Intramolecular charge transfer assisted by conformational changes in the excited state of fluorene-dibenzothiophene-S,S-dioxide co-oligomers


Dias F. B. , Pollock S., Hedley G., Palsson L., Monkman A., Perepichka I. I. , ...More

JOURNAL OF PHYSICAL CHEMISTRY B, vol.110, no.39, pp.19329-19339, 2006 (SCI-Expanded) identifier identifier identifier

  • Publication Type: Article / Article
  • Volume: 110 Issue: 39
  • Publication Date: 2006
  • Doi Number: 10.1021/jp0643653
  • Journal Name: JOURNAL OF PHYSICAL CHEMISTRY B
  • Journal Indexes: Science Citation Index Expanded (SCI-EXPANDED), Scopus
  • Page Numbers: pp.19329-19339
  • Bursa Uludag University Affiliated: Yes

Abstract

The strong solvatochromism observed for two fluorene-dibenzothiophene-S,S-dioxide oligomers in polar solvents has been investigated using steady-state and time-resolved fluorescence techniques.
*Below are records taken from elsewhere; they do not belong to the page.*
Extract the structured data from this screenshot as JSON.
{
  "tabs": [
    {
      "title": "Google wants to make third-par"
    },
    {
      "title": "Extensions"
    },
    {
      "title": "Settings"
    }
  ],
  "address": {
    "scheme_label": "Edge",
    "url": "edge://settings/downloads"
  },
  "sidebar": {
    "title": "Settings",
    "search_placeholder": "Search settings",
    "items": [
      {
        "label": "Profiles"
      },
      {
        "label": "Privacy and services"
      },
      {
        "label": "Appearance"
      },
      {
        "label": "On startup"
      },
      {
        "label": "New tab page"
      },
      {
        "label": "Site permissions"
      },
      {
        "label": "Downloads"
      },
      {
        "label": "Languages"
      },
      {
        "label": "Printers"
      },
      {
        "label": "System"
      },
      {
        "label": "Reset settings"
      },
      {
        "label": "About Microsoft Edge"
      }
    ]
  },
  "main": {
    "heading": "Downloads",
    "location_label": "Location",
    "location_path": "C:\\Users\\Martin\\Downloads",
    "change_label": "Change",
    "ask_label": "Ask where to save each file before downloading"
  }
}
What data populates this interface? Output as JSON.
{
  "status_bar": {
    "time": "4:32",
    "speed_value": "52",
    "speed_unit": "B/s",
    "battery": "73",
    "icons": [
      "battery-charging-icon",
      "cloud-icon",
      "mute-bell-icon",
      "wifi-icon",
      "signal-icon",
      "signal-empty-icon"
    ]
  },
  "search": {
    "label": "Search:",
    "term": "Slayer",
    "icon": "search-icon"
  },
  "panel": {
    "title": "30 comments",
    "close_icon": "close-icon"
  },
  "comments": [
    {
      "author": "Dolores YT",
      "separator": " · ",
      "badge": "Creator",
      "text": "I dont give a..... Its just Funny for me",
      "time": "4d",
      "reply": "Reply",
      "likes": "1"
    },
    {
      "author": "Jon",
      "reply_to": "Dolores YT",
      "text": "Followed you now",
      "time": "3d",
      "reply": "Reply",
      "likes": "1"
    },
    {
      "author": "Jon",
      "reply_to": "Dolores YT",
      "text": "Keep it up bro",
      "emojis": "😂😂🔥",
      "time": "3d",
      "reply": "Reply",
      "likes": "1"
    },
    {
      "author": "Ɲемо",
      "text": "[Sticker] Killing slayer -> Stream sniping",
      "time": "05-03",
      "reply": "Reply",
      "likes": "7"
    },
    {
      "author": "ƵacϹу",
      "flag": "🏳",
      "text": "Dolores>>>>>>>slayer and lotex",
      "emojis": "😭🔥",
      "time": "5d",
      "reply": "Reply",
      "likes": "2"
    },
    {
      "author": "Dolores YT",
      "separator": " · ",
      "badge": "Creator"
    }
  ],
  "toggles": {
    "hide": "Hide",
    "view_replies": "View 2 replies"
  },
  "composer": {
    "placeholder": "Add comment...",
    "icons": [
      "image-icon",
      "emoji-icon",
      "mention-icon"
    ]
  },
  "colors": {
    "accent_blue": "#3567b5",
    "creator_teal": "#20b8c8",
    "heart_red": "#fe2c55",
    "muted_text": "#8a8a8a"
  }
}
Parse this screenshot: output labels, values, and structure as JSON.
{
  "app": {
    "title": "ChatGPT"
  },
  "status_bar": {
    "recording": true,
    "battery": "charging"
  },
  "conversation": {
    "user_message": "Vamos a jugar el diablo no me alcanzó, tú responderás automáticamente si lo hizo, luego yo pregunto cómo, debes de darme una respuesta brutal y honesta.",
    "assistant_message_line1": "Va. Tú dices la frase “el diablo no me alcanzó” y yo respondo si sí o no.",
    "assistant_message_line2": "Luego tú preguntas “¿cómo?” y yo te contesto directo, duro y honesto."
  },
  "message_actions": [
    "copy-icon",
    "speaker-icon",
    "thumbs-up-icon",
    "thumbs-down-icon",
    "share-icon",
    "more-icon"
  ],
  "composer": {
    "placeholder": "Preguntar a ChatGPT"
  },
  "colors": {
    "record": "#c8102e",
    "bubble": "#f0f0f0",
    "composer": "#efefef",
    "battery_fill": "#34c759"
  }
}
A low-energy absorption band, attributed to a charge-transfer (CT) state, is identified by its red shift with increasing solvent polarity. In nonpolar solvents, the emission of these conjugated luminescent oligomers shows narrow and well-resolved features, suggesting that the emission comes from a local excited state (LE), by analogy to their conjugated fluorene-based polymer counterparts. However, in polar solvents, only a featureless broad emission is observed at longer wavelengths (CT emission). A linear correlation between the energy maximum of the fluorescence emission and the solvent orientation polarizability factor Delta f (Lippert-Mataga equation) is observed through a large range of solvents. In ethanol, below 230 K, the emission spectra of both oligomers show dual fluorescence (LE-like and CT) with the observation of a red-edge excitation effect. The stabilization of the CT emissive state by solvent polarity is accompanied/followed by structural changes to adapt the molecular structure to the new electronic density distribution. In ethanol, above 220 K, the solvent reorganization occurs on a faster time scale (less than 10 ps at 290 K), and the structural relaxation of the molecule (CTunrelaxed -> CTRelaxed) can be followed independently. The magnitude of the forward rate constant, k(1)(20 degrees C) approximate to 20 x 10(9) s(-1), and the reaction energy barrier, E-a approximate to 3.9 kcal mol(-1), close to the energy barrier for viscous flow in ethanol (3.54 kcal mol(-1)), show that large-amplitude molecular motions are present in the stabilization of the CT state.